Dozens Dead in Last Typhoon to Hit Philippines This Year

Karl Romano and Jeoffrey Maitem
Dagupan and Davao, Philippines
181230_PH_Typhoon_1000.jpg People navigate a flooded street in the town of Baao in Camarines Sur province on December 30, 2018.

Dozens of people died and thousands fled their homes after a tropical storm slammed the Philippines at the weekend, dumping heavy rain over large areas in the eastern seaboard as the country prepared to greet the New Year, authorities said Sunday.

The number of people who have died due to rain-induced floods and landslides has reached 45 in the Bicol region, regional Office of Civil Defense director Claudio Yucot said.

“These are initial reports,” he told reporters. “The figure can still go up because there are reports of missing.”

In giving a breakdown of the deaths by area, the regional office said 13 died in Albay province; 16 in Camarines Sur; three in Camarines Norte; six in Sorsogon; and seven in Masbate.

Yucot said the public may have let their guard down after the government’s weather agency downgraded the storm's severity warning.

“Many people chose to stay at home after the storm warning was downgraded,” Yucot said, adding that residents in low lying areas in the town of Tiwi had reported hearing a loud sound before water came tumbling down of the slopes causing floods.

The storm, given the local name "Usman,"  struck on Saturday evening, as most of the Catholic country was preparing for the New Year. It churned maximum winds of 55 kilometres (34 miles) an hour and gusts of 65 kph (40 mph). The storm did not raise alarm in a country used to weathering some 20 storms a year, some of them devastating.
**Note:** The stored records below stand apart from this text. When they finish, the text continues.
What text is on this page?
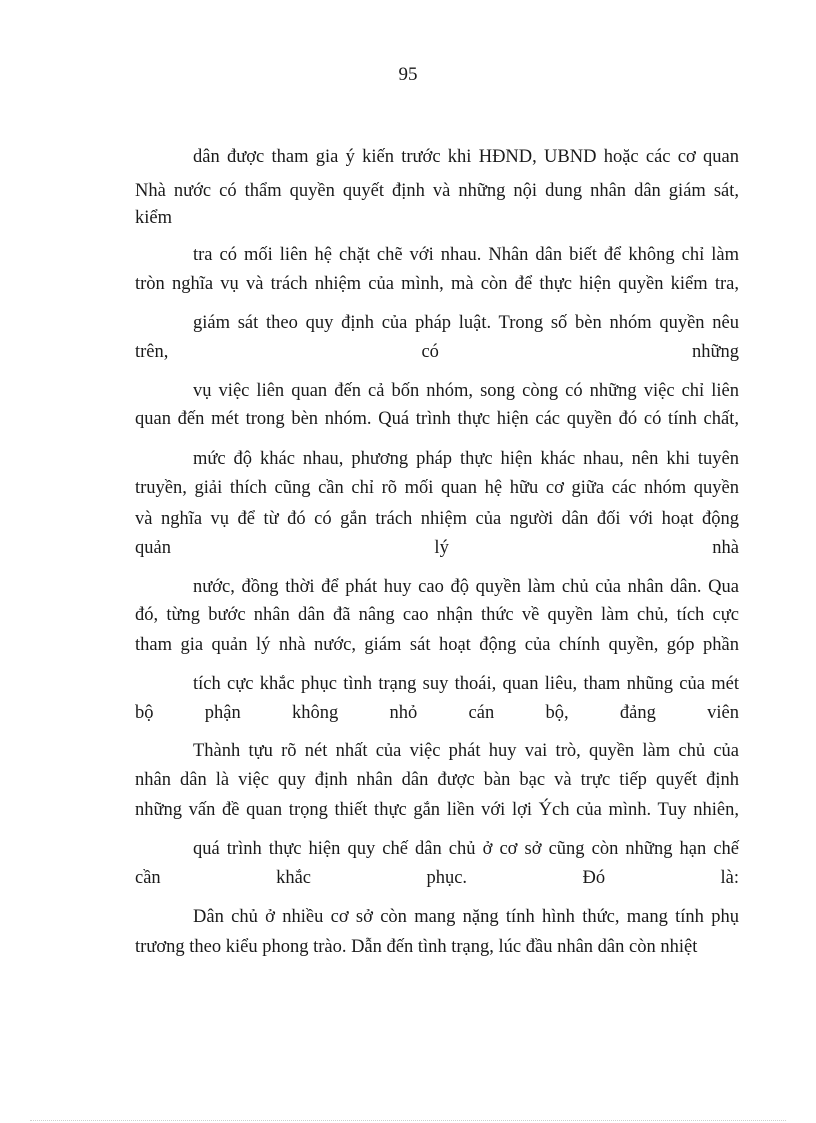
95
dân được tham gia ý kiến trước khi HĐND, UBND hoặc các cơ quan
Nhà nước có thẩm quyền quyết định và những nội dung nhân dân giám sát,
kiểm
tra có mối liên hệ chặt chẽ với nhau. Nhân dân biết để không chỉ làm
tròn nghĩa vụ và trách nhiệm của mình, mà còn để thực hiện quyền kiểm tra,
giám sát theo quy định của pháp luật. Trong số bèn nhóm quyền nêu
trên, có những
vụ việc liên quan đến cả bốn nhóm, song còng có những việc chỉ liên
quan đến mét trong bèn nhóm. Quá trình thực hiện các quyền đó có tính chất,
mức độ khác nhau, phương pháp thực hiện khác nhau, nên khi tuyên
truyền, giải thích cũng cần chỉ rõ mối quan hệ hữu cơ giữa các nhóm quyền
và nghĩa vụ để từ đó có gắn trách nhiệm của người dân đối với hoạt động
quản lý nhà
nước, đồng thời để phát huy cao độ quyền làm chủ của nhân dân. Qua
đó, từng bước nhân dân đã nâng cao nhận thức về quyền làm chủ, tích cực
tham gia quản lý nhà nước, giám sát hoạt động của chính quyền, góp phần
tích cực khắc phục tình trạng suy thoái, quan liêu, tham nhũng của mét
bộ phận không nhỏ cán bộ, đảng viên
Thành tựu rõ nét nhất của việc phát huy vai trò, quyền làm chủ của
nhân dân là việc quy định nhân dân được bàn bạc và trực tiếp quyết định
những vấn đề quan trọng thiết thực gắn liền với lợi Ých của mình. Tuy nhiên,
quá trình thực hiện quy chế dân chủ ở cơ sở cũng còn những hạn chế
cần khắc phục. Đó là:
Dân chủ ở nhiều cơ sở còn mang nặng tính hình thức, mang tính phụ
trương theo kiểu phong trào. Dẫn đến tình trạng, lúc đầu nhân dân còn nhiệt
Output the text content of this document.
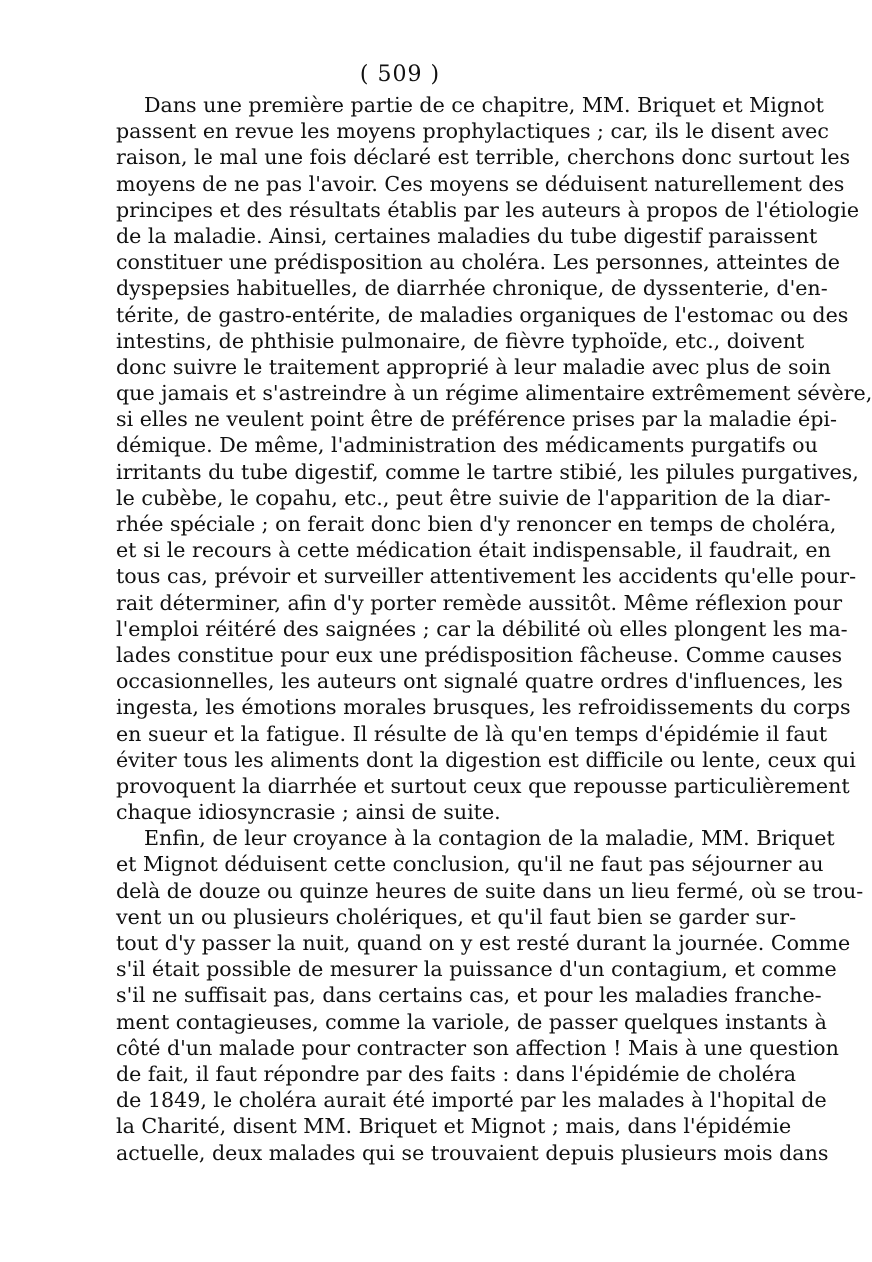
( 509 )
Dans une première partie de ce chapitre, MM. Briquet et Mignot
passent en revue les moyens prophylactiques ; car, ils le disent avec
raison, le mal une fois déclaré est terrible, cherchons donc surtout les
moyens de ne pas l'avoir. Ces moyens se déduisent naturellement des
principes et des résultats établis par les auteurs à propos de l'étiologie
de la maladie. Ainsi, certaines maladies du tube digestif paraissent
constituer une prédisposition au choléra. Les personnes, atteintes de
dyspepsies habituelles, de diarrhée chronique, de dyssenterie, d'en-
térite, de gastro-entérite, de maladies organiques de l'estomac ou des
intestins, de phthisie pulmonaire, de fièvre typhoïde, etc., doivent
donc suivre le traitement approprié à leur maladie avec plus de soin
que jamais et s'astreindre à un régime alimentaire extrêmement sévère,
si elles ne veulent point être de préférence prises par la maladie épi-
démique. De même, l'administration des médicaments purgatifs ou
irritants du tube digestif, comme le tartre stibié, les pilules purgatives,
le cubèbe, le copahu, etc., peut être suivie de l'apparition de la diar-
rhée spéciale ; on ferait donc bien d'y renoncer en temps de choléra,
et si le recours à cette médication était indispensable, il faudrait, en
tous cas, prévoir et surveiller attentivement les accidents qu'elle pour-
rait déterminer, afin d'y porter remède aussitôt. Même réflexion pour
l'emploi réitéré des saignées ; car la débilité où elles plongent les ma-
lades constitue pour eux une prédisposition fâcheuse. Comme causes
occasionnelles, les auteurs ont signalé quatre ordres d'influences, les
ingesta, les émotions morales brusques, les refroidissements du corps
en sueur et la fatigue. Il résulte de là qu'en temps d'épidémie il faut
éviter tous les aliments dont la digestion est difficile ou lente, ceux qui
provoquent la diarrhée et surtout ceux que repousse particulièrement
chaque idiosyncrasie ; ainsi de suite.
Enfin, de leur croyance à la contagion de la maladie, MM. Briquet
et Mignot déduisent cette conclusion, qu'il ne faut pas séjourner au
delà de douze ou quinze heures de suite dans un lieu fermé, où se trou-
vent un ou plusieurs cholériques, et qu'il faut bien se garder sur-
tout d'y passer la nuit, quand on y est resté durant la journée. Comme
s'il était possible de mesurer la puissance d'un contagium, et comme
s'il ne suffisait pas, dans certains cas, et pour les maladies franche-
ment contagieuses, comme la variole, de passer quelques instants à
côté d'un malade pour contracter son affection ! Mais à une question
de fait, il faut répondre par des faits : dans l'épidémie de choléra
de 1849, le choléra aurait été importé par les malades à l'hopital de
la Charité, disent MM. Briquet et Mignot ; mais, dans l'épidémie
actuelle, deux malades qui se trouvaient depuis plusieurs mois dans
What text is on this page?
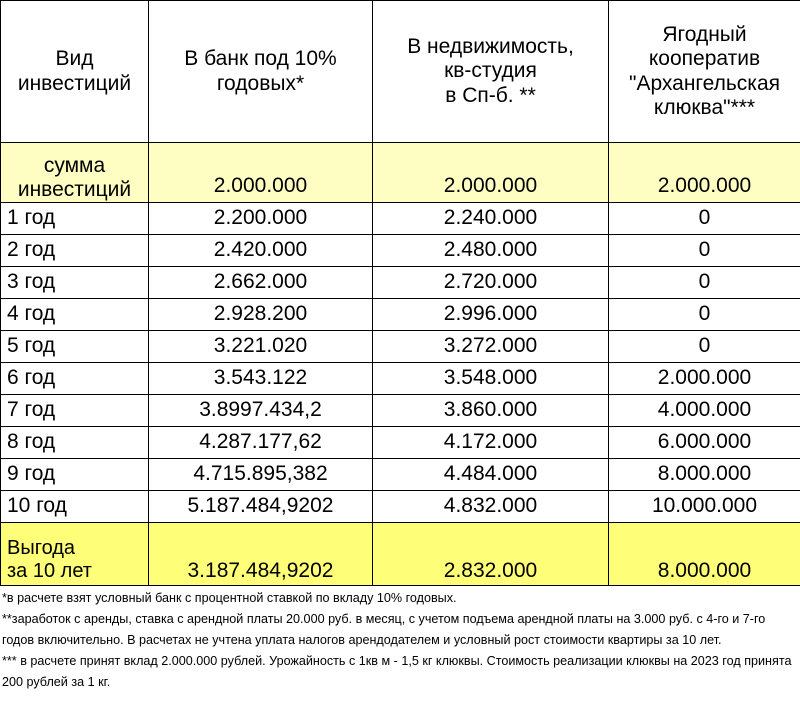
Вид инвестиций	В банк под 10% годовых*	В недвижимость,
кв-студия
в Сп-б. **	Ягодный кооператив "Архангельская клюква"***

сумма
инвестиций	2.000.000	2.000.000	2.000.000
1 год	2.200.000	2.240.000	0
2 год	2.420.000	2.480.000	0
3 год	2.662.000	2.720.000	0
4 год	2.928.200	2.996.000	0
5 год	3.221.020	3.272.000	0
6 год	3.543.122	3.548.000	2.000.000
7 год	3.8997.434,2	3.860.000	4.000.000
8 год	4.287.177,62	4.172.000	6.000.000
9 год	4.715.895,382	4.484.000	8.000.000
10 год	5.187.484,9202	4.832.000	10.000.000

Выгода
за 10 лет	3.187.484,9202	2.832.000	8.000.000

*в расчете взят условный банк с процентной ставкой по вкладу 10% годовых.

**заработок с аренды, ставка с арендной платы 20.000 руб. в месяц, с учетом подъема арендной платы на 3.000 руб. с 4-го и 7-го годов включительно. В расчетах не учтена уплата налогов арендодателем и условный рост стоимости квартиры за 10 лет.

*** в расчете принят вклад 2.000.000 рублей. Урожайность с 1кв м - 1,5 кг клюквы. Стоимость реализации клюквы на 2023 год принята 200 рублей за 1 кг.
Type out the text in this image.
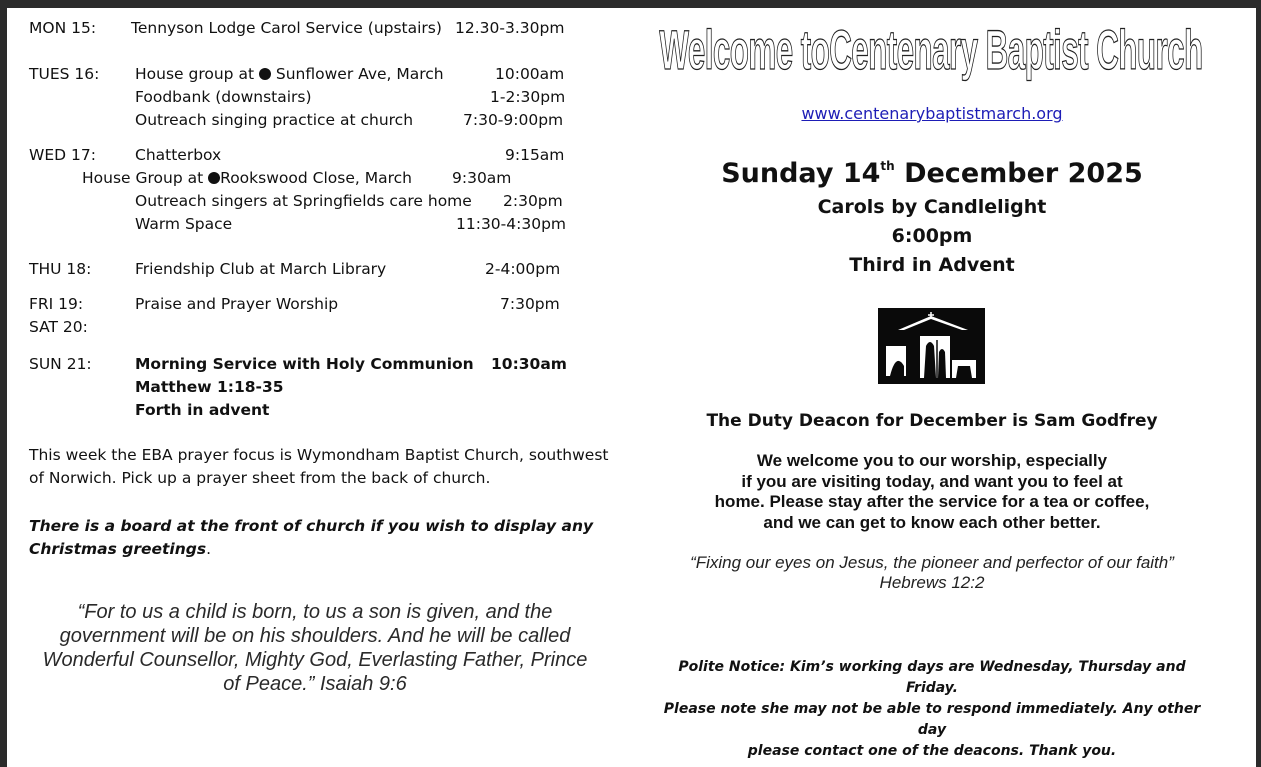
MON 15: Tennyson Lodge Carol Service (upstairs) 12.30-3.30pm
TUES 16: House group at  Sunflower Ave, March	10:00am
Foodbank (downstairs)	1-2:30pm
Outreach singing practice at church	7:30-9:00pm
WED 17:	Chatterbox	9:15am
House Group at Rookswood Close, March	9:30am
Outreach singers at Springfields care home 2:30pm
Warm Space	11:30-4:30pm
THU 18:	Friendship Club at March Library	2-4:00pm
FRI 19:	Praise and Prayer Worship	7:30pm
SAT 20:
SUN 21:	Morning Service with Holy Communion 10:30am
Matthew 1:18-35
Forth in advent
This week the EBA prayer focus is Wymondham Baptist Church, southwest
of Norwich. Pick up a prayer sheet from the back of church.
There is a board at the front of church if you wish to display any
Christmas greetings.
“For to us a child is born, to us a son is given, and the
government will be on his shoulders. And he will be called
Wonderful Counsellor, Mighty God, Everlasting Father, Prince
of Peace.” Isaiah 9:6
Welcome toCentenary Baptist Church
www.centenarybaptistmarch.org
Sunday 14th December 2025
Carols by Candlelight
6:00pm
Third in Advent
The Duty Deacon for December is Sam Godfrey
We welcome you to our worship, especially
if you are visiting today, and want you to feel at
home. Please stay after the service for a tea or coffee,
and we can get to know each other better.
“Fixing our eyes on Jesus, the pioneer and perfector of our faith”
Hebrews 12:2
Polite Notice: Kim’s working days are Wednesday, Thursday and Friday.
Please note she may not be able to respond immediately. Any other day
please contact one of the deacons. Thank you.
Manila’s disaster risk agency spokesman, Edgar Posadas, said that officials had done their part in raising warnings, and had told residents in the storm’s path to take precautions days before it hit.

"The government has played its role here. What we need is immediate action and sincere participation of the people in the communities in times of calamities,” Posadas said.

According to reports, more than 22,000 people fled their homes ahead of the storm.

Manuel Damo, the disaster relief chief in the town of Tiwi, said seven bodies, most of them minors, were retrieved Sunday in the landslide-hit town.

The victims must have relaxed after Usman was declared a low pressure area. Most people opted to stay at home than go to evacuation sites. They didn’t know that the rain would be more dangerous than the storm,” Damo said.

In September, typhoon Mangkhut unleashed heavy rains and barreled through the nation with winds of 170 kph (105 mph) and 260 kph (160 mph) gusts, causing two major landslides that left 141 people dead.